Why then has Korea gotten such a bad reputation as a backward
nation when it comes to women's rights? Because Korean women
are less educated than the men? The Korean women's education
index is 0.95, 18th among 173 countries. At the heart of this
unsettlingly wide gap between Korea's world-ranking women's
education index and world-stinking women power index lies
Korean society's 'traps' that hold Korean women captive, such
as the hoju system, compulsory military service and discrimination
in employment.
Women groups have consistently pointed to the hoju system
as one of the major roots of gender discrimination in Korea.
The call for the abolishment of the hoju system dates back
as early as 1960, when the Civil Code took effect in Korea.
But the general framework of the hoju system remains intact
to this day - thanks to the resistance of Confucian advocates
who claim that the abolishment of the hoju system will "bring
about the downfall of the traditional family system"
- much to the exasperation of women groups.
The hoju system, literally meaning the 'family head' system,
ranks successors to the family head status in the order of
son, daughter, wife, mother, and daughter-in-law. This not
only encourages male chauvinism but also runs against the
spirit of gender equality written into the Constitution. Under
the current hoju system, even if a divorced mother holds parental
rights and custody over her child, the child still remains
in her ex-husband's family register. The same goes for unwed
mothers. If an unwed mother chooses to register her child
in her own family register with the knowledge of the child's
biological father, the father's name must not be recorded
in her family register. This naturally obstructs the democratization
of family relations and creates serious problems in terms
of gender equality and children's rights. And the problems
do not stop here.
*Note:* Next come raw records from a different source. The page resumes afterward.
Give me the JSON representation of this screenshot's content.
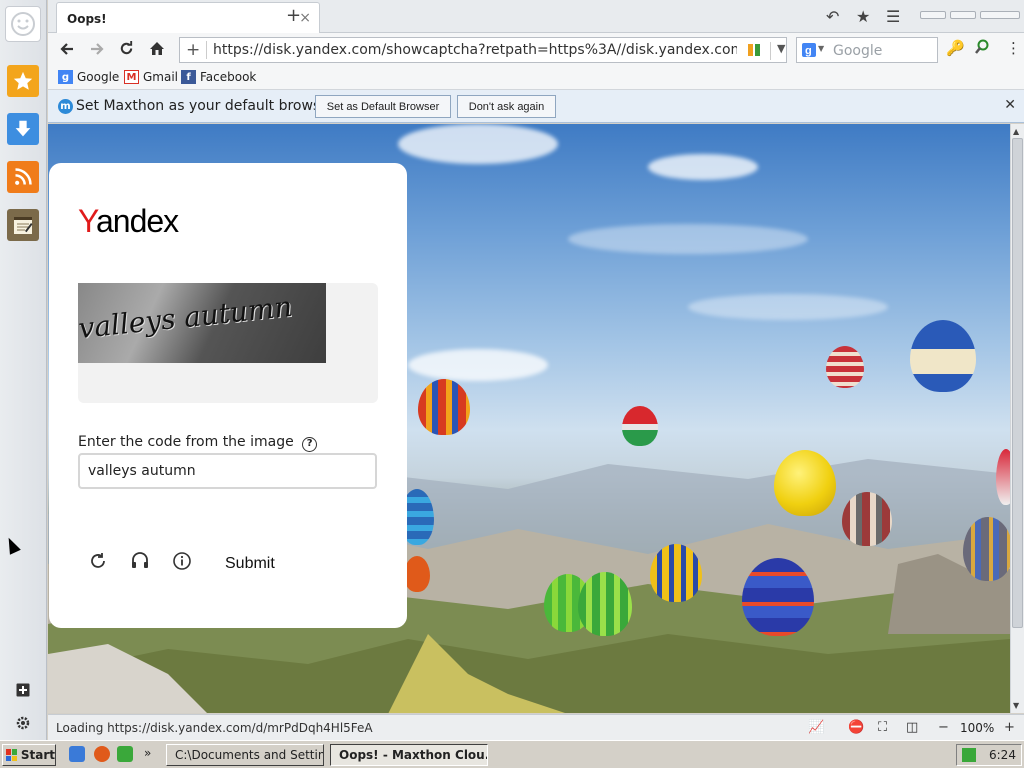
{
  "tab": {
    "title": "Oops!",
    "close": "×",
    "new": "+"
  },
  "navbar": {
    "url": "https://disk.yandex.com/showcaptcha?retpath=https%3A//disk.yandex.com/d/mrPd",
    "search_placeholder": "Google"
  },
  "bookmarks": [
    {
      "label": "Google",
      "icon": "google-icon",
      "color": "#4285f4"
    },
    {
      "label": "Gmail",
      "icon": "gmail-icon",
      "color": "#d93025"
    },
    {
      "label": "Facebook",
      "icon": "facebook-icon",
      "color": "#3b5998"
    }
  ],
  "notification": {
    "text": "Set Maxthon as your default browser?",
    "btn_default": "Set as Default Browser",
    "btn_dismiss": "Don't ask again"
  },
  "card": {
    "logo_y": "Y",
    "logo_rest": "andex",
    "captcha_text": "valleys autumn",
    "label": "Enter the code from the image",
    "help": "?",
    "input_value": "valleys autumn",
    "submit": "Submit"
  },
  "status": {
    "loading": "Loading https://disk.yandex.com/d/mrPdDqh4Hl5FeA",
    "zoom": "100%"
  },
  "taskbar": {
    "start": "Start",
    "task1": "C:\\Documents and Settin...",
    "task2": "Oops! - Maxthon Clou...",
    "clock": "6:24"
  },
  "colors": {
    "accent": "#e01a1a",
    "notif_bg": "#e6eef7"
  }
}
The patriarchal hierarchy on which the hoju
system is based leads to even greater preference for sons,
which in turn results in the gruesome reality where 30 thousand
unborn baby girls are aborted every year in Korea.
Women groups are united in their claim that "the hoju
system was imported from Japan, where it was abolished in
1948 for being detrimental to gender equality." Opponents
of the hoju system are calling in one voice for the "speedy
abolishment of the hoju system in Korea."
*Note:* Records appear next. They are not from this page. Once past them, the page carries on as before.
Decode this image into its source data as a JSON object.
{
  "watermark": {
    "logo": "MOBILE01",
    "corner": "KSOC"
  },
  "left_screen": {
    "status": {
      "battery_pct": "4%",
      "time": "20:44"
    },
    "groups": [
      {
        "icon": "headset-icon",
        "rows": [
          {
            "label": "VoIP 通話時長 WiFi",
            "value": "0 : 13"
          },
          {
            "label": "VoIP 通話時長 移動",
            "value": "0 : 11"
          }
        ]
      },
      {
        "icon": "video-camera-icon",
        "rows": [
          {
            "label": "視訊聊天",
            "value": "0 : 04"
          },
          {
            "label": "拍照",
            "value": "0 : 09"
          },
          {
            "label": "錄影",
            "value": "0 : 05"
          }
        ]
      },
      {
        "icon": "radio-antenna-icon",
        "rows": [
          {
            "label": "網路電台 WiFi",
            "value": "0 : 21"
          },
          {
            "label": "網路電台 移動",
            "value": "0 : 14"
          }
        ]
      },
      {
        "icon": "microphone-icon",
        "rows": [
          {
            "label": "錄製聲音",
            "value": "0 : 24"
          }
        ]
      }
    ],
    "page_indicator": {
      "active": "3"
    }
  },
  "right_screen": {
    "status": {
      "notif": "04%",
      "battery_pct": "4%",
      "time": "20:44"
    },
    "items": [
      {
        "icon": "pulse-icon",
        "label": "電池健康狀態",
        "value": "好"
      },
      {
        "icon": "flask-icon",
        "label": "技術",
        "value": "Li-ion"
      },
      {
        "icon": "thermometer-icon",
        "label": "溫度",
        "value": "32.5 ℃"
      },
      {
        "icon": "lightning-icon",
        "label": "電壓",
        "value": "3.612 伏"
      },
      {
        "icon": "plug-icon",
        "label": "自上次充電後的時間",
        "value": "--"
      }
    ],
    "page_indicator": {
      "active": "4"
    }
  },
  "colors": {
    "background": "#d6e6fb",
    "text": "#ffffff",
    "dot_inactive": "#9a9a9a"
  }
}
With the presidential election around the corner, politicians
seem to be moving towards the introduction of systems governing
biological parenting and child adoption before phasing out
the hoju system. This is a noteworthy turn of events, but
women groups are still apprehensive, suspecting that such
measures will once again turn out to be an empty pledge that
is all talk and no action.
Cho Sun-Hee, a novelist and the former editor of Cine 21,
regards the system of compulsory military service as the reason
for Korea's backwardness in terms of women's rights. In an
article she wrote in Hankyoreh 21, Cho comments, "I believe
that you cannot find the ultimate solution for women's problems
unless you deal with the issue of the military. The primary
victims of compulsory military service are the young men drafted,
but the perpetual victims are women, who have to live with
the damages for life."
Pointing out the problems with compulsory military service
with keen insight, Cho goes on to say, "Before being
released to live as civilians, young men are collectively
trained for over two years to live as a different race from
women. The State mobilizes young men and provides them with
lifetime compensation, while women are mobilized to provide
that lifetime compensation for the men."
"Military service, regardless of whether women wish
to enlist or not, is something that lies beyond their choice,
leaving them with nothing but the obligation to accept their
status as second-class citizens." From this comment by
Cho, it can be seen how negatively compulsory military service
affects women's rights in Korea.
The first time that society throws gender discrimination
at women in the face is usually when they are seeking employment.
In this regard, employment inequality is another serious problem
faced by women. It is all too common to see women with equally
high grades and linguistic skills as their male competitors
being passed over by prospective employers. The field of pure
science and engineering is particularly notorious for not
accepting women.
Even if women succeed in getting employed, the working life
that awaits them is no bed of roses. They have to slog down
the thorny path of job allocation, training, personnel management
and so on. It is the not-so-obvious discrimination in the
process that evokes greater fear.
Marriage and motherhood are also significant stumbling blocks
in women's employment. In short, women who are married or
have children not only find it difficult to get employed but
also have to face the danger of losing their current jobs.
It has long become common practice for companies to silently
pressure female employees who get married or give birth to
"get the picture and hand in their resignation."
Women who ignore this unspoken rule will be branded 'thick-headed'
and their company life could turn into a living hell.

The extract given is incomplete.